Takanashi et al. 2018 — Aluminium in baking-powder-containing processed foods, Japan 2015–2016
A survey by the Tokyo Metropolitan Institute of Public Health measured aluminium (Al) content in 123 processed-food products (confectionery, bakery goods, flour-processed foods, and powder mixes) that potentially used alum-containing baking powder. Al was detected in 41 of the 123 samples at concentrations from 0.01 to 0.40 mg/g; 4 of those 41 samples were found at levels where consuming a single serving once per week would exceed Japan’s Provisional Tolerable Weekly Intake (PTWI) for young children (body weight 16 kg). The study found that non-Japanese confectionery categories had declining detection rates since prior surveys (80% in 2009 down to 14% in 2015–2016), consistent with industry efforts to substitute Al-free leavening agents, while Japanese confectionery (wagashi) categories remained high at 56% detection, suggesting the Al-reduction effort had not reached that segment.
Key numbers
- Total samples: 123 products across 4 groups (bakery products, confectionery, flour-processed foods, powder mixes)
- Al detected: 41 of 123 products (33%)
- Detection range: 0.01–0.40 mg/g (wet weight)
- Highest values: imagawayaki (Japanese pancake) at 0.40 mg/g; takoyaki (octopus ball) imported from China at 0.38 mg/g
- LOQ: 0.01 mg/g
- Detection rate by group: bakery products 13% (2/15); confectionery 35% (25/71); flour-processed foods 60% (12/20); powder mixes 12% (2/17)
- Four samples exceeded the child PTWI (32 mg/week for 16 kg child) at one serving per week: Chinese deep-fried bread (0.22 mg/g × 192 g/serving = 42 mg), takoyaki-1 (43 mg), takoyaki-2 (40 mg), takoyaki-3 (38 mg)
- Five additional samples approached the PTWI (imagawayaki, chijimi, takoyaki-4 through -6 at 23–30 mg)
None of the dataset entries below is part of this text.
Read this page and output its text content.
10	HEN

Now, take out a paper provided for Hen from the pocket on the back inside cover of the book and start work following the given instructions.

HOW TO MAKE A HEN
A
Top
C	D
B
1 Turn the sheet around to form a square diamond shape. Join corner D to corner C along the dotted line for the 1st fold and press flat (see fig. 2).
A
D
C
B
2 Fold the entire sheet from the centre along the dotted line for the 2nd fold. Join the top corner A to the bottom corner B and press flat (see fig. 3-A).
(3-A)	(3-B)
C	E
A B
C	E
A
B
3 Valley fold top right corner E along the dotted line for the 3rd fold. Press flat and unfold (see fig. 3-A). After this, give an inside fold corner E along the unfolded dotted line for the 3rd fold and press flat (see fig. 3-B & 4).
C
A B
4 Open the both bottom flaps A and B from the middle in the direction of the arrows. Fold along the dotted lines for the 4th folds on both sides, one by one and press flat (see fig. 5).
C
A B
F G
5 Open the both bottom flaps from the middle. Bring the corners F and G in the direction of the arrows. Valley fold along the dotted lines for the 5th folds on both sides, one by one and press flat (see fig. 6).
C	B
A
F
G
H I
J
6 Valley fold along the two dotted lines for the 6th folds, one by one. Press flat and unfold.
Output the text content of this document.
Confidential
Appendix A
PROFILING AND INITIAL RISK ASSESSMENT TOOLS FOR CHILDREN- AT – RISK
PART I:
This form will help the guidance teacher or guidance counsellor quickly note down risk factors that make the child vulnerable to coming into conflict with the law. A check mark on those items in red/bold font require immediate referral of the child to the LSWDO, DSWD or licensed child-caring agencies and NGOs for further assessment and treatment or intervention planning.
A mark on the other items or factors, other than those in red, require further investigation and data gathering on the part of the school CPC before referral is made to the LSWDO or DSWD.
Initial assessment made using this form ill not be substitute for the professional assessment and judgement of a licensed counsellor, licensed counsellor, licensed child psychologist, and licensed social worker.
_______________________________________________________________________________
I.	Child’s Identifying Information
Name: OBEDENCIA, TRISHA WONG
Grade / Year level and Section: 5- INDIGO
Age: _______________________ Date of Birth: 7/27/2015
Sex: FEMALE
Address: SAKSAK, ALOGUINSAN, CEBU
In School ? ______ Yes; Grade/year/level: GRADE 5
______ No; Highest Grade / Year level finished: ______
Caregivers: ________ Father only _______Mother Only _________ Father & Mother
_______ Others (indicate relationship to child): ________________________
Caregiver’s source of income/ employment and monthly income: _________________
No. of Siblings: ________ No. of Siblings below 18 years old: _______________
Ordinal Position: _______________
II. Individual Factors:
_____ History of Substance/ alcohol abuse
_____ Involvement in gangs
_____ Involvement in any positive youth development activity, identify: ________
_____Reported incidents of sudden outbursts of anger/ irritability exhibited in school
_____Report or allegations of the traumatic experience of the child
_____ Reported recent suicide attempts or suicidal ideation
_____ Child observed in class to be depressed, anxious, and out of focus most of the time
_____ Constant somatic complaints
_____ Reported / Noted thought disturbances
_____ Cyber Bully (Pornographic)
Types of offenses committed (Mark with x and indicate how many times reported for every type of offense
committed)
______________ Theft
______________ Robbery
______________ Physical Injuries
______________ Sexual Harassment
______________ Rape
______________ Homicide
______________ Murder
- PTWI used: 2 mg/kg body weight/week (JECFA 2011); Japan’s Food Safety Commission set TWI at 2.1 mg/kg bw/week in December 2017
- Imported takoyaki tended to have higher Al than domestic products (0.09–0.38 mg/g vs. 0.01–0.10 mg/g); all Al-positive imported takoyaki were Chinese-origin
- Analysis method: ICP-OES (Perkin Elmer Optima 7300DV) following microwave acid digestion; conforms to MHLW food additives testing guidelines; r² > 0.999 calibration linearity confirmed
Methods (brief)
Microwave acid digestion of approximately 0.5 g sample in HNO3/water, filtered through 0.45 µm, measured by inductively coupled plasma optical emission spectrometry (ICP-OES). LOQ 0.01 mg/g. Validated per MHLW Guidelines for Evaluation of Analytical Methods for Metal in Foods (2008). Frozen foods were thawed per package instructions before sampling. Conducted by Tokyo Metropolitan Institute of Public Health with Tokyo Metropolitan Bureau of Social Welfare and Public Health oversight.
Implications
Certification: Al in baking-powder-dependent products is a function of whether the manufacturer uses alum (potassium aluminium sulfate) vs. Al-free leavening acid. HMT&C product standards for baked goods should flag Al as a process-additive analyte, not merely a soil-contamination analyte. A supplier-specification lever exists: requiring Al-free leavening agents in certified products is feasible given that major confectionery producers in Japan already made this switch by 2015.
Courses: Useful illustration that heavy-metal exposure from food additives is mechanistically distinct from soil-uptake contamination, and that regulatory notice (JECFA’s 2011 PTWI revision) can drive voluntary reformulation within a few years in some segments but not others.
App: Baking-powder ingredient listing on a label is a proxy marker for potential Al content in confectionery and bakery products. Products listing “alum,” “potassium alum,” “aluminium potassium sulfate,” or just “leavening agent” without specification should be flagged as Al-risk products pending speciation data.